Sur la demande en remboursement des amendes contraventionnelles
Selon l’article 1231-1 du Code civil, le débiteur est condamné, s’il y a lieu, au paiement de dommages et intérêts soit à raison de l’inexécution de l’obligation, soit à raison du retard dans l’exécution, s’il ne justifie pas que l’exécution a été empêchée par la force majeure.
Il ne peut être contesté que Madame [P] a commis une faute en ne procédant pas à la mutation de la carte grise afin qu’elle soit à son nom.
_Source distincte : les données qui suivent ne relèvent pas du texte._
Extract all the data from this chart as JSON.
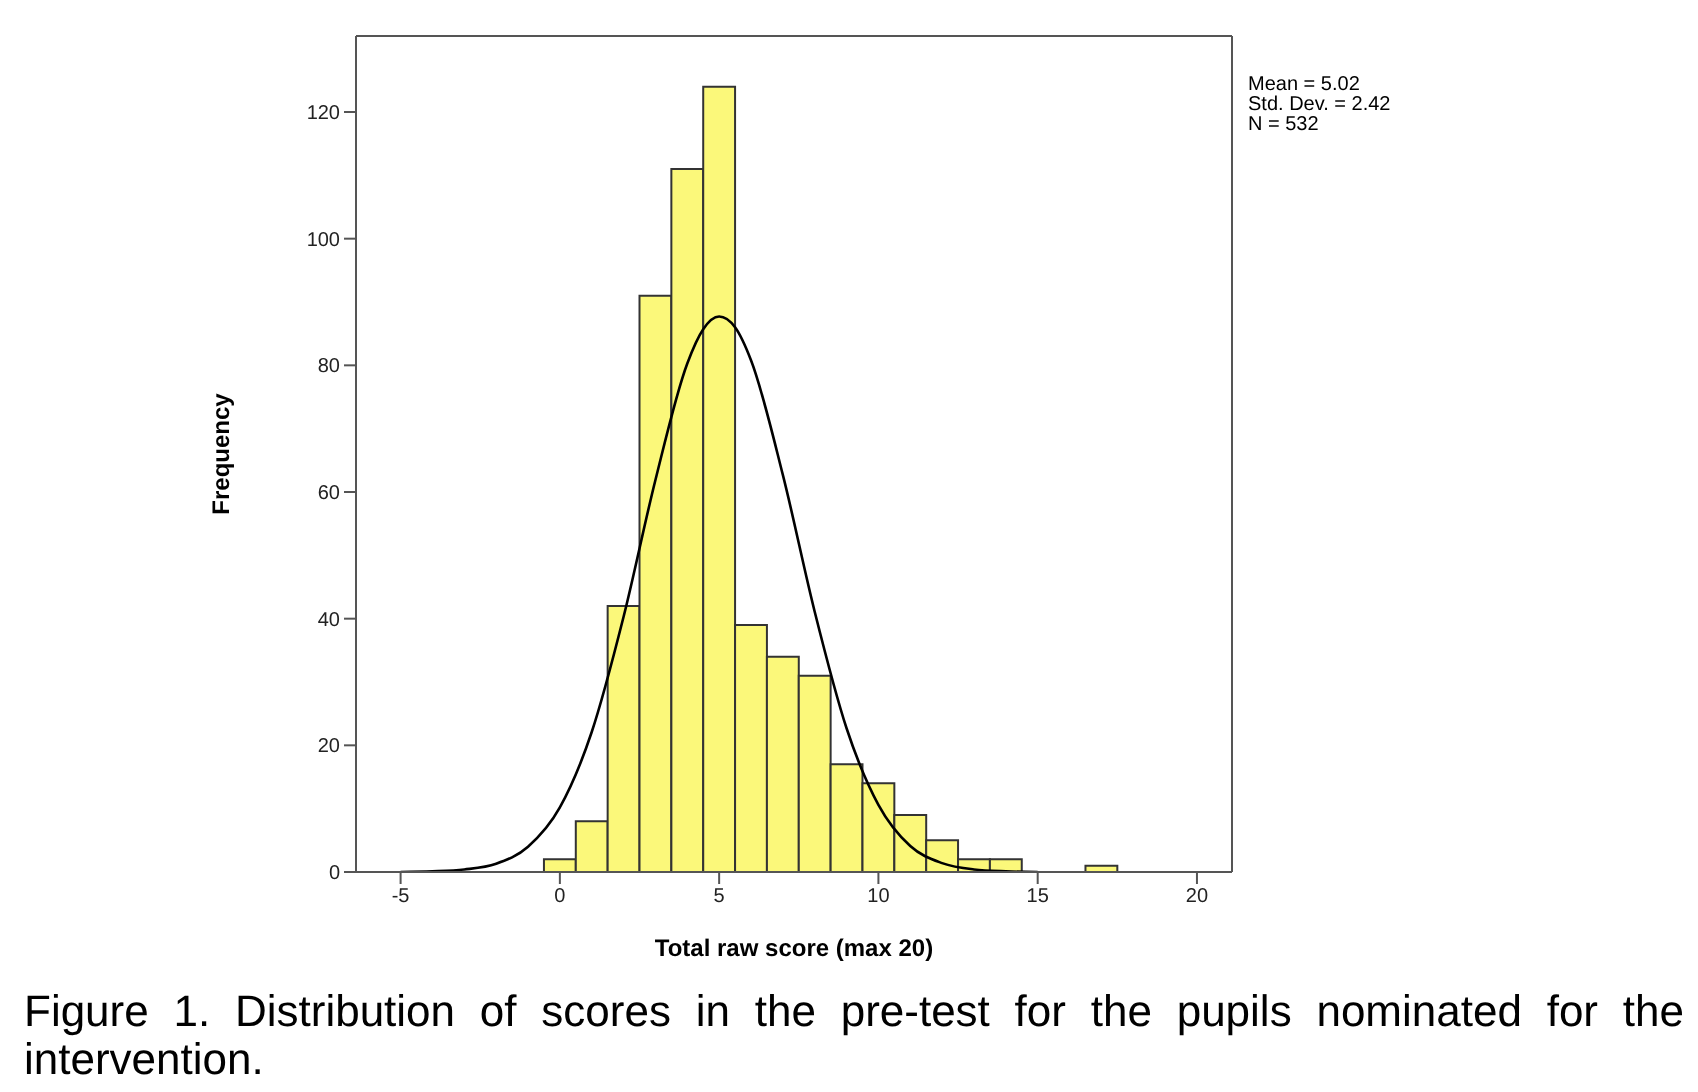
{
  "chart_data": {
    "type": "histogram",
    "xlabel": "Total raw score (max 20)",
    "ylabel": "Frequency",
    "bins": [
      -0.5,
      0.5,
      1.5,
      2.5,
      3.5,
      4.5,
      5.5,
      6.5,
      7.5,
      8.5,
      9.5,
      10.5,
      11.5,
      12.5,
      13.5,
      14.5,
      15.5,
      16.5,
      17.5
    ],
    "values": [
      2,
      8,
      42,
      91,
      111,
      124,
      39,
      34,
      31,
      17,
      14,
      9,
      5,
      2,
      2,
      0,
      0,
      1
    ],
    "color": "#fbf87a",
    "series": [
      {
        "type": "line",
        "color": "#000000",
        "x": [
          -5,
          -4,
          -3,
          -2,
          -1,
          0,
          1,
          2,
          3,
          4,
          4.5,
          5,
          5.5,
          6,
          7,
          8,
          9,
          10,
          11,
          12,
          13,
          14,
          15
        ],
        "values": [
          0,
          0.1,
          0.4,
          1.3,
          4,
          10.2,
          22.1,
          40.3,
          61.9,
          80.3,
          85.7,
          87.7,
          86,
          80.8,
          62.7,
          41.1,
          22.7,
          10.6,
          4.1,
          1.4,
          0.4,
          0.1,
          0
        ]
      }
    ],
    "xlim": [
      -6.4,
      21.1
    ],
    "xticks": [
      -5,
      0,
      5,
      10,
      15,
      20
    ],
    "ylim": [
      0,
      132
    ],
    "yticks": [
      0,
      20,
      40,
      60,
      80,
      100,
      120
    ],
    "grid": false,
    "legend": false,
    "annotations": [
      "Mean = 5.02",
      "Std. Dev. = 2.42",
      "N = 532",
      "Figure 1. Distribution of scores in the pre-test for the pupils nominated for the intervention."
    ]
  }
}
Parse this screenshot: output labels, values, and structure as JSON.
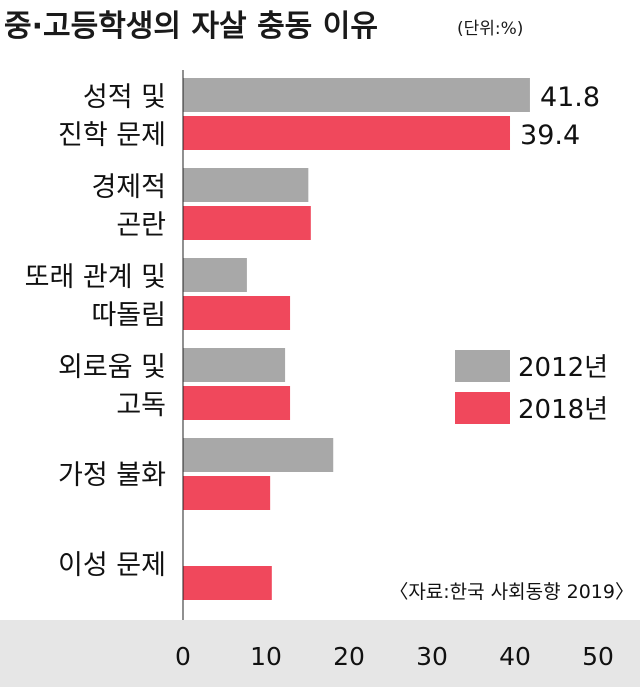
{
  "chart_data": {
    "type": "bar",
    "orientation": "horizontal",
    "title": "중·고등학생의 자살 충동 이유",
    "unit": "(단위:%)",
    "categories": [
      [
        "성적 및",
        "진학 문제"
      ],
      [
        "경제적",
        "곤란"
      ],
      [
        "또래 관계 및",
        "따돌림"
      ],
      [
        "외로움 및",
        "고독"
      ],
      [
        "가정 불화"
      ],
      [
        "이성 문제"
      ]
    ],
    "series": [
      {
        "name": "2012년",
        "color": "#a8a8a8",
        "values": [
          41.8,
          15.1,
          7.7,
          12.3,
          18.1,
          0
        ]
      },
      {
        "name": "2018년",
        "color": "#f0485c",
        "values": [
          39.4,
          15.4,
          12.9,
          12.9,
          10.5,
          10.7
        ]
      }
    ],
    "data_labels": {
      "0": [
        "41.8",
        "39.4"
      ]
    },
    "xlim": [
      0,
      50
    ],
    "ticks": [
      "0",
      "10",
      "20",
      "30",
      "40",
      "50"
    ],
    "legend_position": "right",
    "source": "〈자료:한국 사회동향 2019〉"
  }
}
Cette faute a causé un préjudice à la SARL Ro Event, laquelle s’est vue adresser à deux reprises des amendes contraventionnelles, à hauteur de 135 €, suivant avis de contravention des 21 octobre 2022 et 14 février 2023 – ce alors que le véhicule était la propriété de Madame [U] [P].
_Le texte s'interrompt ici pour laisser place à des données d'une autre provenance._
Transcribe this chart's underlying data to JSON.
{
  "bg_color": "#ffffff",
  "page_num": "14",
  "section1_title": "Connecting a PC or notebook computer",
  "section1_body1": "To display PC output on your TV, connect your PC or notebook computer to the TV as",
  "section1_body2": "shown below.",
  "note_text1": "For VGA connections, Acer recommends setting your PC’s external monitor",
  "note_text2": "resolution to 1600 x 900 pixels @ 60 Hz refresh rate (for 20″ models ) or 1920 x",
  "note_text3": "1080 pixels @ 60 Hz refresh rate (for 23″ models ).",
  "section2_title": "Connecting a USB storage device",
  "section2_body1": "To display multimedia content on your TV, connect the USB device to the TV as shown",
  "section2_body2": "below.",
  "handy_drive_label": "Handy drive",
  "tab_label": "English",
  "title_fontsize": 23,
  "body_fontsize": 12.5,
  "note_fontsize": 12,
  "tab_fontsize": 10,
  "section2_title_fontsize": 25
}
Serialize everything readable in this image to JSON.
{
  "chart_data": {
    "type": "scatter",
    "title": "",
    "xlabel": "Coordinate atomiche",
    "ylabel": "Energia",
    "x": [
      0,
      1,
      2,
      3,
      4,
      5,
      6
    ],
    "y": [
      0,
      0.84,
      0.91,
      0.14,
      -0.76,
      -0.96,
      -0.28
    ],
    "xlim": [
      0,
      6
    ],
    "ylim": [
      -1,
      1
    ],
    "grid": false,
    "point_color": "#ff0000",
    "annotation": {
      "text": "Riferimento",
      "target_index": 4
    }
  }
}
Par suite, Madame [U] [P] sera condamnée à payer à la SARL Ro Events la somme de 270 € à titre de dommages et intérêts en remboursement des amendes réglées à hauteur de 135 euros chacune en ses lieux et place.
Sur la demande relative à la mutation de la carte grise
En l’absence de demande en résolution de la vente, laquelle est par suite parfaite, il y a lieu d’enjoindre à Madame [U] [P] de procéder à la modification du nom du propriétaire sur la carte grise du véhicule Mercedes Benz immatriculé [Immatriculation 1] cédé par la SARL Ro Events.
— Dépens
En vertu de l’article 696 du code de procédure civile, la partie perdante est condamnée aux dépens, à moins que le juge, par décision motivée, n’en mette la totalité ou une fraction à la charge d’une autre partie.[…].
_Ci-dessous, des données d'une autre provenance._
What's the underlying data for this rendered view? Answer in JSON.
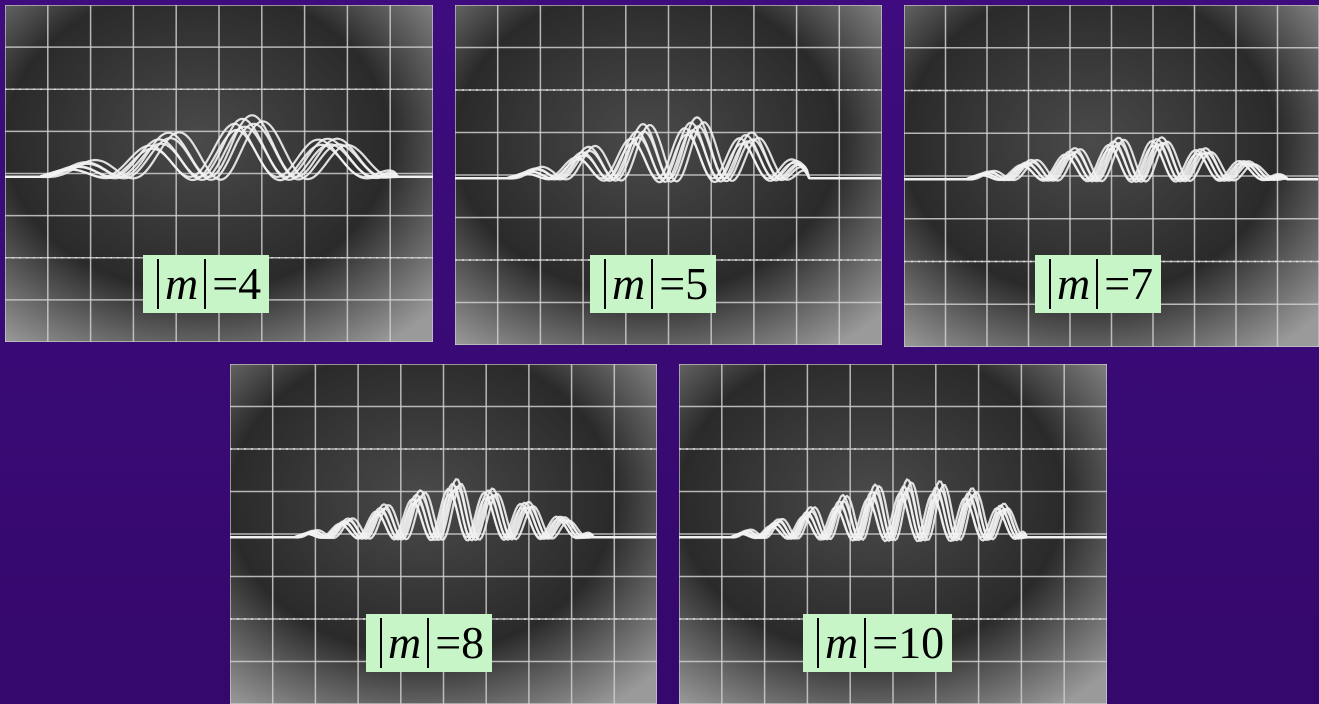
{
  "panels": [
    {
      "variable": "m",
      "equals": "=4"
    },
    {
      "variable": "m",
      "equals": "=5"
    },
    {
      "variable": "m",
      "equals": "=7"
    },
    {
      "variable": "m",
      "equals": "=8"
    },
    {
      "variable": "m",
      "equals": "=10"
    }
  ]
}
En l’espèce, Madame [U] [P], perdant principalement la présente instance, sera condamnée aux entiers dépens.
— Frais irrépétibles
En application de l’article 700 du code de procédure civile, le juge condamne la partie tenue aux dépens ou qui perd son procès à payer : 1° A l’autre partie la somme qu’il détermine, au titre des frais exposés et non compris dans les dépens ; / […]/
Dans tous les cas, le juge tient compte de l’équité ou de la situation économique de la partie condamnée. Il peut, même d’office, pour des raisons tirées des mêmes considérations, dire qu’il n’y a pas lieu à ces condamnations. /Les parties peuvent produire les justificatifs des sommes qu’elles demandent. / […]
Madame [U] [P], partie perdante, sera condamnée à payer la somme de 2.000,00 € à la SARL Ro Events au titre de l’article 700 du Code de procédure civile.
— Exécution provisoire
Conformément à l’article 514 du code de procédure civile, les décisions de première instance sont de droit exécutoires à titre provisoire à moins que la loi ou la décision rendue n’en dispose autrement.
L’article 514-1 du code de procédure civile dispose que le juge peut écarter l’exécution provisoire de droit, en tout ou partie, s’il estime qu’elle est incompatible avec la nature de l’affaire. Il statue, d’office ou à la demande d’une partie, par décision spécialement motivée.
En l’espèce, il convient donc de rappeler que l’exécution provisoire du jugement est de droit.
PAR CES MOTIFS
CONDAMNE Madame [U] [P] au paiement de la somme de 5.000,00 € à la SARL Ro Events au titre du reliquat impayé de la facture du 28 septembre 2022, outre intérêts au taux légal à compter du 30 décembre 2022.
CONDAMNE Madame [U] [P] à payer à la SARL Ro Events la somme de 270 € à titre de dommages et intérêts en remboursement des deux amendes contraventionnelles réglées, à hauteur de 135 euros chacune, en ses lieux et place,
ENJOINT Madame [U] [P] à procéder à la mutation de la carte grise du véhicule Mercedes Benz immatriculé [Immatriculation 1] cédé par la SARL Ro Events aux fins de modification du nom du propriétaire,
CONDAMNE Madame [U] [P] aux entiers dépens,
CONDAMNE Madame [U] [P] à payer la somme de 2.000,00 € à la SARL Ro Events au titre de l’article 700 du Code de procédure civile,
RAPPELLE l’exécution provisoire du présent jugement.
La présente décision est signée par Madame Mariette DUMAS, Vice-Présidente et Monsieur Lionel GARNIER, Cadre Greffier.